Born on August 28, 1999, Jyothi grew up in a household where resources were limited. Her father worked as a private security guard and her mother as a part-time hospital cleaner, with the family income often stretched thin. Athletics became both a passion and a pathway forward. Her physical education teacher at Port High School Krishna in Vizag first spotted her potential, noting her height, agility and natural rhythm over hurdles.

Jyothi’s structured journey began in 2015, when she won gold at an Andhra Pradesh inter-district meet. A year later, she joined the Sports Authority of India centre in Hyderabad, training under Olympian and Dronacharya awardee N Ramesh. The decisive transformation, however, came in 2019, when she moved to the Odisha Reliance Athletics High Performance Centre in Bhubaneswar. Under British coach James Hillier, she refined her hurdle technique, sprint mechanics and race execution, turning raw promise into international consistency.
Her early career was marked by frustration as multiple fast runs were invalidated due to wind assistance or technical issues. The breakthrough finally arrived in May 2022 at the Cyprus International Meet, where she clocked 13.23 seconds to officially break India’s long-standing national record. Since then, Jyothi has repeatedly pushed the benchmark lower, establishing herself as the fastest Indian woman ever in the 100m hurdles, with a national record of 12.78 seconds.

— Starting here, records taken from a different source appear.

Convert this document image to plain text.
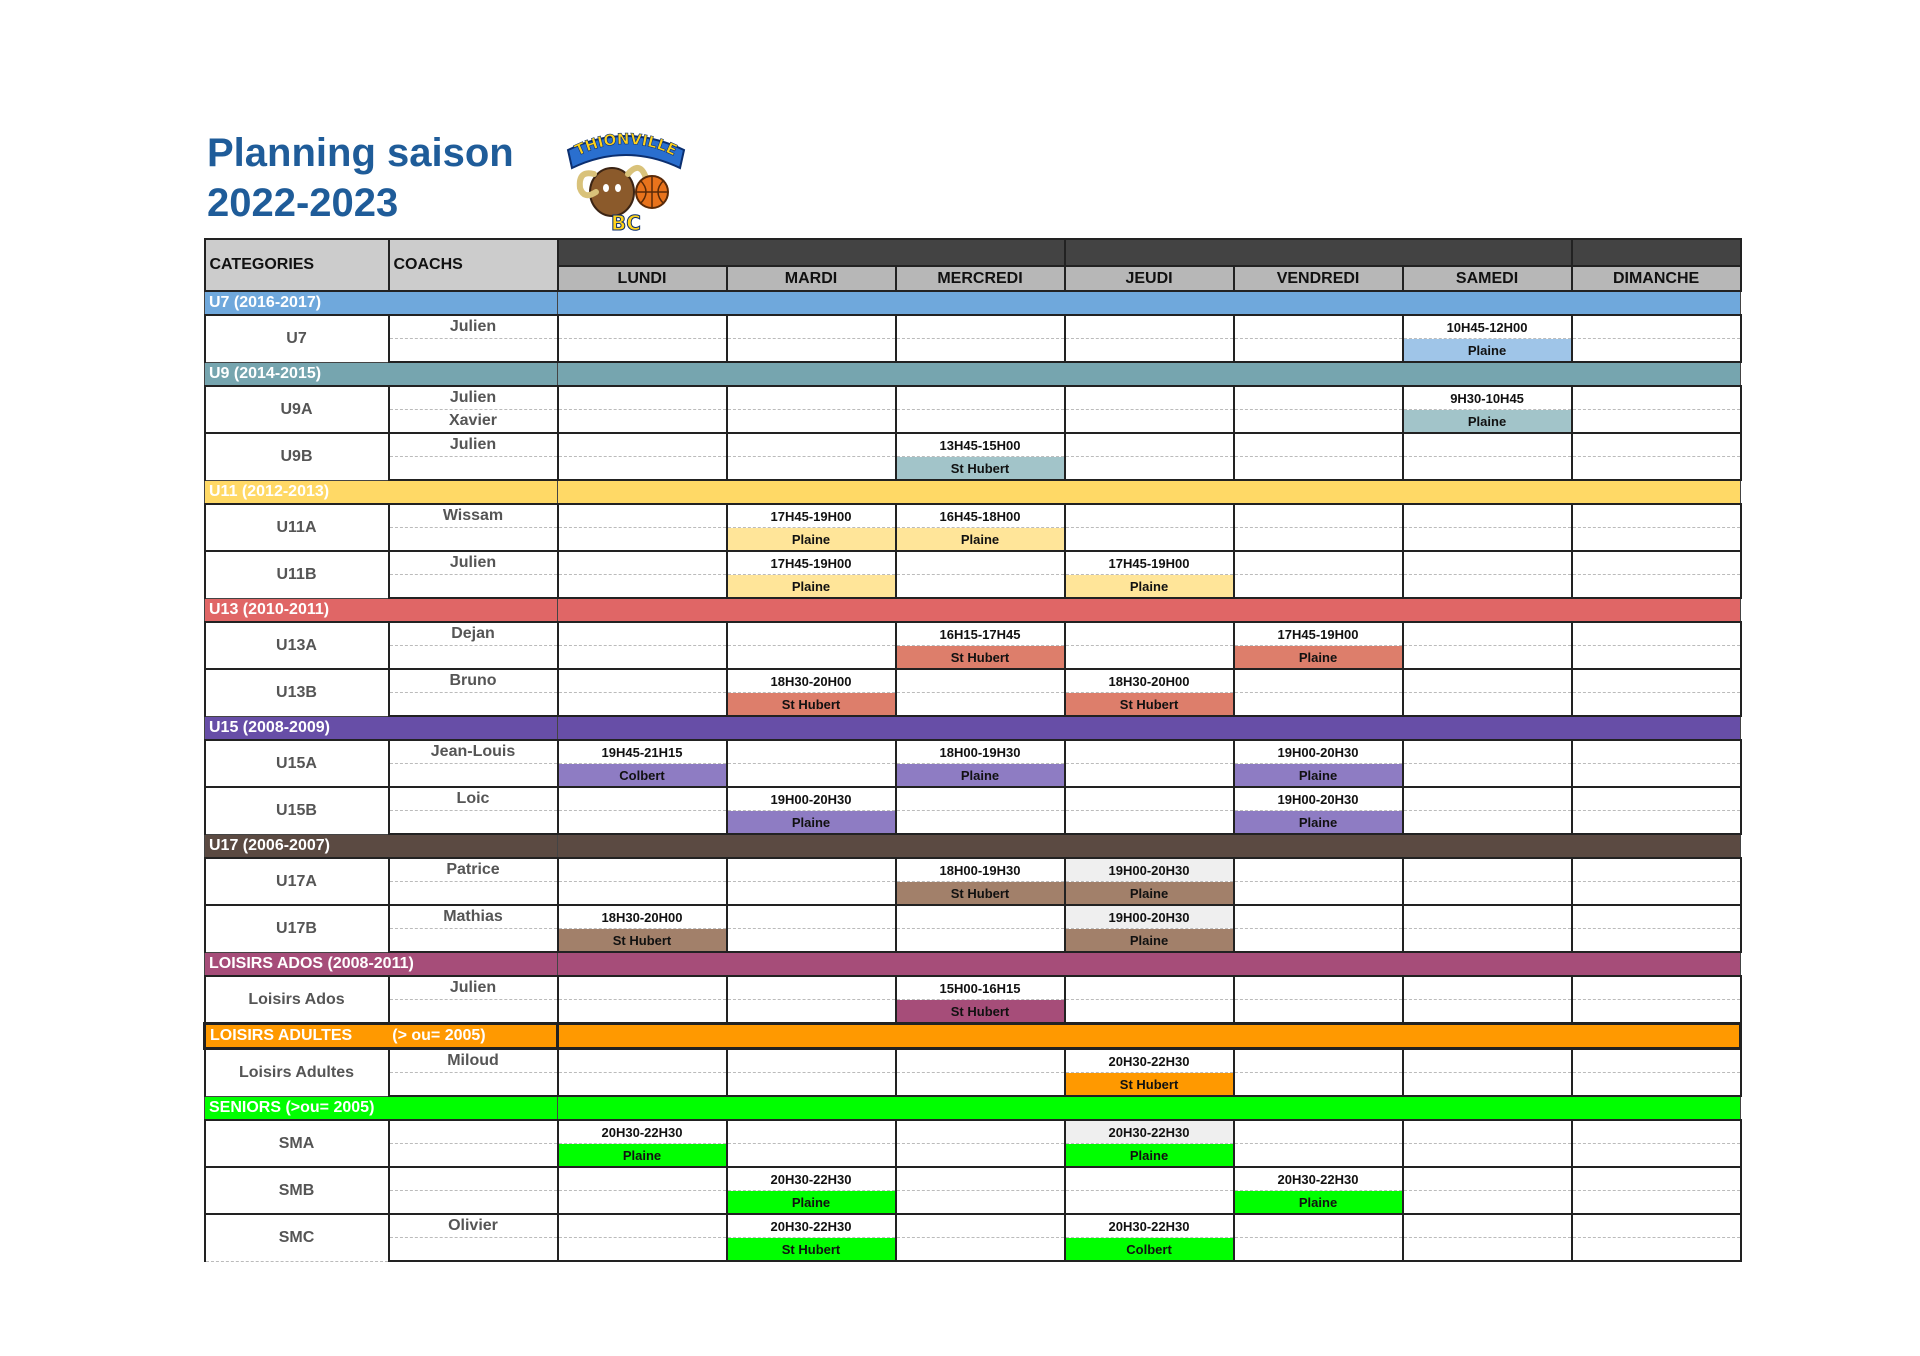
Planning saison
2022-2023
THIONVILLE
BC
CATEGORIES	COACHS							
		LUNDI	MARDI	MERCREDI	JEUDI	VENDREDI	SAMEDI	DIMANCHE
U7 (2016-2017)								
U7	Julien						10H45-12H00	
							Plaine	
U9 (2014-2015)								
U9A	Julien						9H30-10H45	
	Xavier						Plaine	
U9B	Julien			13H45-15H00				
				St Hubert				
U11 (2012-2013)								
U11A	Wissam		17H45-19H00	16H45-18H00				
			Plaine	Plaine				
U11B	Julien		17H45-19H00		17H45-19H00			
			Plaine		Plaine			
U13 (2010-2011)								
U13A	Dejan			16H15-17H45		17H45-19H00		
				St Hubert		Plaine		
U13B	Bruno		18H30-20H00		18H30-20H00			
			St Hubert		St Hubert			
U15 (2008-2009)								
U15A	Jean-Louis	19H45-21H15		18H00-19H30		19H00-20H30		
		Colbert		Plaine		Plaine		
U15B	Loic		19H00-20H30			19H00-20H30		
			Plaine			Plaine		
U17 (2006-2007)								
U17A	Patrice			18H00-19H30	19H00-20H30			
				St Hubert	Plaine			
U17B	Mathias	18H30-20H00			19H00-20H30			
		St Hubert			Plaine			
LOISIRS ADOS (2008-2011)								
Loisirs Ados	Julien			15H00-16H15				
				St Hubert				
LOISIRS ADULTES (> ou= 2005)								
Loisirs Adultes	Miloud				20H30-22H30			
					St Hubert			
SENIORS (>ou= 2005)								
SMA		20H30-22H30			20H30-22H30			
		Plaine			Plaine			
SMB			20H30-22H30			20H30-22H30		
			Plaine			Plaine		
SMC	Olivier		20H30-22H30		20H30-22H30			
			St Hubert		Colbert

Jyothi Yarraji – Winner 100 M Women's Hurdles#NationalGames2022 | @Media_SAI | #36thNationalGames pic.twitter.com/ttbKnnVKKV
— Doordarshan Sports (@ddsportschannel) October 4, 2022
Continental success soon followed. She won gold at the Asian Athletics Championships 2023, bronze at the FISU World University Games, and silver at the Asian Games, demonstrating her ability to perform across formats and pressure situations. Her successful title defence in 2025, achieved in challenging weather, underlined not just speed but competitive maturity.

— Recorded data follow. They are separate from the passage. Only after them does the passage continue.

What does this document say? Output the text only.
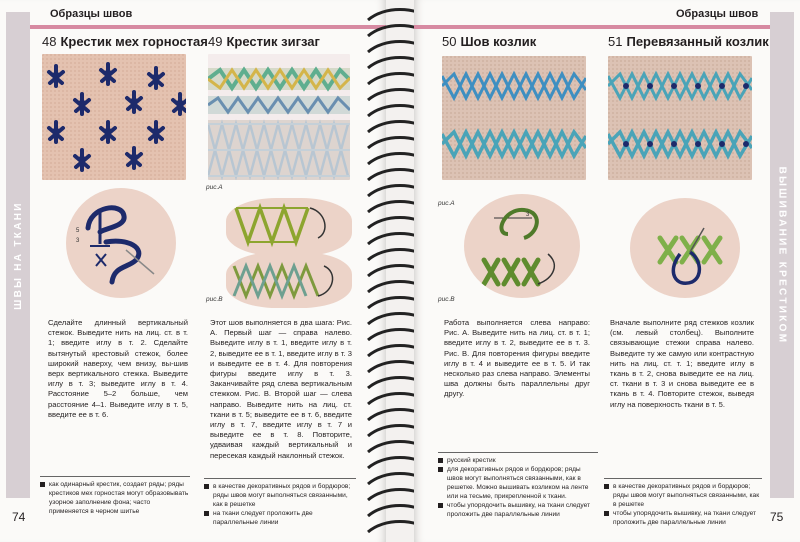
ШВЫ НА ТКАНИ
Образцы швов
48 Крестик мех горностая
5
3
Сделайте длинный вертикальный стежок. Выведите нить на лиц. ст. в т. 1; введите иглу в т. 2. Сделайте вытянутый крестовый стежок, более широкий наверху, чем внизу, вы-шив верх вертикального стежка. Выведите иглу в т. 3; выведите иглу в т. 4. Расстояние 5–2 больше, чем расстояние 4–1. Выведите иглу в т. 5, введите ее в т. 6.
как одинарный крестик, создает ряды; ряды крестиков мех горностая могут образовывать узорное заполнение фона; часто применяется в черном шитье
49 Крестик зигзаг
рис.А
рис.В
Этот шов выполняется в два шага: Рис. А. Первый шаг — справа налево. Выведите иглу в т. 1, введите иглу в т. 2, выведите ее в т. 1, введите иглу в т. 3 и выведите ее в т. 4. Для повторения фигуры введите иглу в т. 3. Заканчивайте ряд слева вертикальным стежком. Рис. В. Второй шаг — слева направо. Выведите нить на лиц. ст. ткани в т. 5; выведите ее в т. 6, введите иглу в т. 7, введите иглу в т. 7 и выведите ее в т. 8. Повторите, удваивая каждый вертикальный и пересекая каждый наклонный стежок.
в качестве декоративных рядов и бордюров; ряды швов могут выполняться связанными, как в решетке
на ткани следует проложить две параллельные линии
74
ВЫШИВАНИЕ КРЕСТИКОМ
Образцы швов
50 Шов козлик
рис.А
3
рис.В
Работа выполняется слева направо: Рис. А. Выведите нить на лиц. ст. в т. 1; введите иглу в т. 2, выведите ее в т. 3. Рис. В. Для повторения фигуры введите иглу в т. 4 и выведите ее в т. 5. И так несколько раз слева направо. Элементы шва должны быть параллельны друг другу.
русский крестик
для декоративных рядов и бордюров; ряды швов могут выполняться связанными, как в решетке. Можно вышивать козликом на ленте или на тесьме, прикрепленной к ткани.
чтобы упорядочить вышивку, на ткани следует проложить две параллельные линии
51 Перевязанный козлик
Вначале выполните ряд стежков козлик (см. левый столбец). Выполните связывающие стежки справа налево. Выведите ту же самую или контрастную нить на лиц. ст. т. 1; введите иглу в ткань в т. 2, снова выведите ее на лиц. ст. ткани в т. 3 и снова выведите ее в ткань в т. 4. Повторите стежок, выведя иглу на поверхность ткани в т. 5.
в качестве декоративных рядов и бордюров; ряды швов могут выполняться связанными, как в решетке
чтобы упорядочить вышивку, на ткани следует проложить две параллельные линии	75
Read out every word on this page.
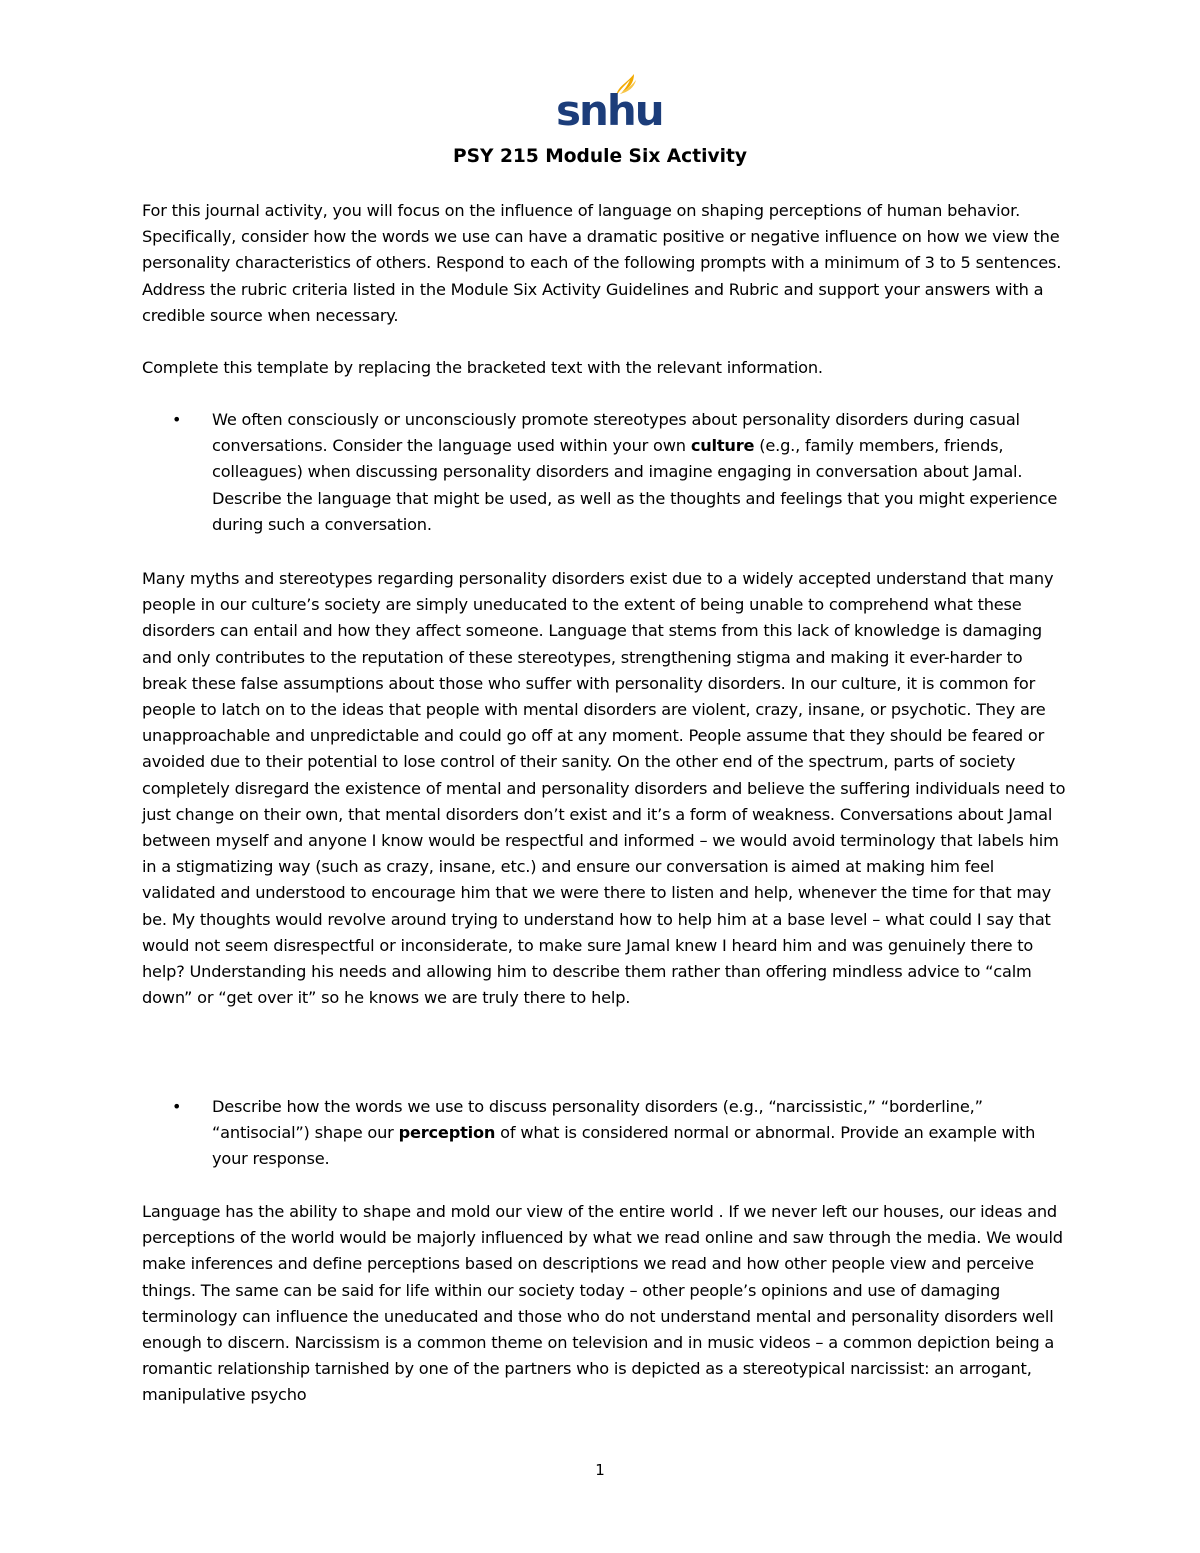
snhu
PSY 215 Module Six Activity

For this journal activity, you will focus on the influence of language on shaping perceptions of human behavior. Specifically, consider how the words we use can have a dramatic positive or negative influence on how we view the personality characteristics of others. Respond to each of the following prompts with a minimum of 3 to 5 sentences. Address the rubric criteria listed in the Module Six Activity Guidelines and Rubric and support your answers with a credible source when necessary.

Complete this template by replacing the bracketed text with the relevant information.

•	We often consciously or unconsciously promote stereotypes about personality disorders during casual conversations. Consider the language used within your own culture (e.g., family members, friends, colleagues) when discussing personality disorders and imagine engaging in conversation about Jamal. Describe the language that might be used, as well as the thoughts and feelings that you might experience during such a conversation.

Many myths and stereotypes regarding personality disorders exist due to a widely accepted understand that many people in our culture’s society are simply uneducated to the extent of being unable to comprehend what these disorders can entail and how they affect someone. Language that stems from this lack of knowledge is damaging and only contributes to the reputation of these stereotypes, strengthening stigma and making it ever-harder to break these false assumptions about those who suffer with personality disorders. In our culture, it is common for people to latch on to the ideas that people with mental disorders are violent, crazy, insane, or psychotic. They are unapproachable and unpredictable and could go off at any moment. People assume that they should be feared or avoided due to their potential to lose control of their sanity. On the other end of the spectrum, parts of society completely disregard the existence of mental and personality disorders and believe the suffering individuals need to just change on their own, that mental disorders don’t exist and it’s a form of weakness. Conversations about Jamal between myself and anyone I know would be respectful and informed – we would avoid terminology that labels him in a stigmatizing way (such as crazy, insane, etc.) and ensure our conversation is aimed at making him feel validated and understood to encourage him that we were there to listen and help, whenever the time for that may be. My thoughts would revolve around trying to understand how to help him at a base level – what could I say that would not seem disrespectful or inconsiderate, to make sure Jamal knew I heard him and was genuinely there to help? Understanding his needs and allowing him to describe them rather than offering mindless advice to “calm down” or “get over it” so he knows we are truly there to help.

•	Describe how the words we use to discuss personality disorders (e.g., “narcissistic,” “borderline,” “antisocial”) shape our perception of what is considered normal or abnormal. Provide an example with your response.

Language has the ability to shape and mold our view of the entire world . If we never left our houses, our ideas and perceptions of the world would be majorly influenced by what we read online and saw through the media. We would make inferences and define perceptions based on descriptions we read and how other people view and perceive things. The same can be said for life within our society today – other people’s opinions and use of damaging terminology can influence the uneducated and those who do not understand mental and personality disorders well enough to discern. Narcissism is a common theme on television and in music videos – a common depiction being a romantic relationship tarnished by one of the partners who is depicted as a stereotypical narcissist: an arrogant, manipulative psycho

1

Jyothi made her Olympic debut at the Paris Olympics 2024, exiting in the repechage round but gaining vital experience at the highest level. Her sustained excellence earned her the Arjuna Award in 2024, recognising her contribution to Indian athletics.
Now firmly in her competitive prime, Jyothi Yarraji represents a shift in Indian women’s track events, one built on technical discipline, elite training and mental resilience. With World Championships ambitions ahead, she stands as a symbol of how far Indian sprint hurdling has come, and how much further it can go.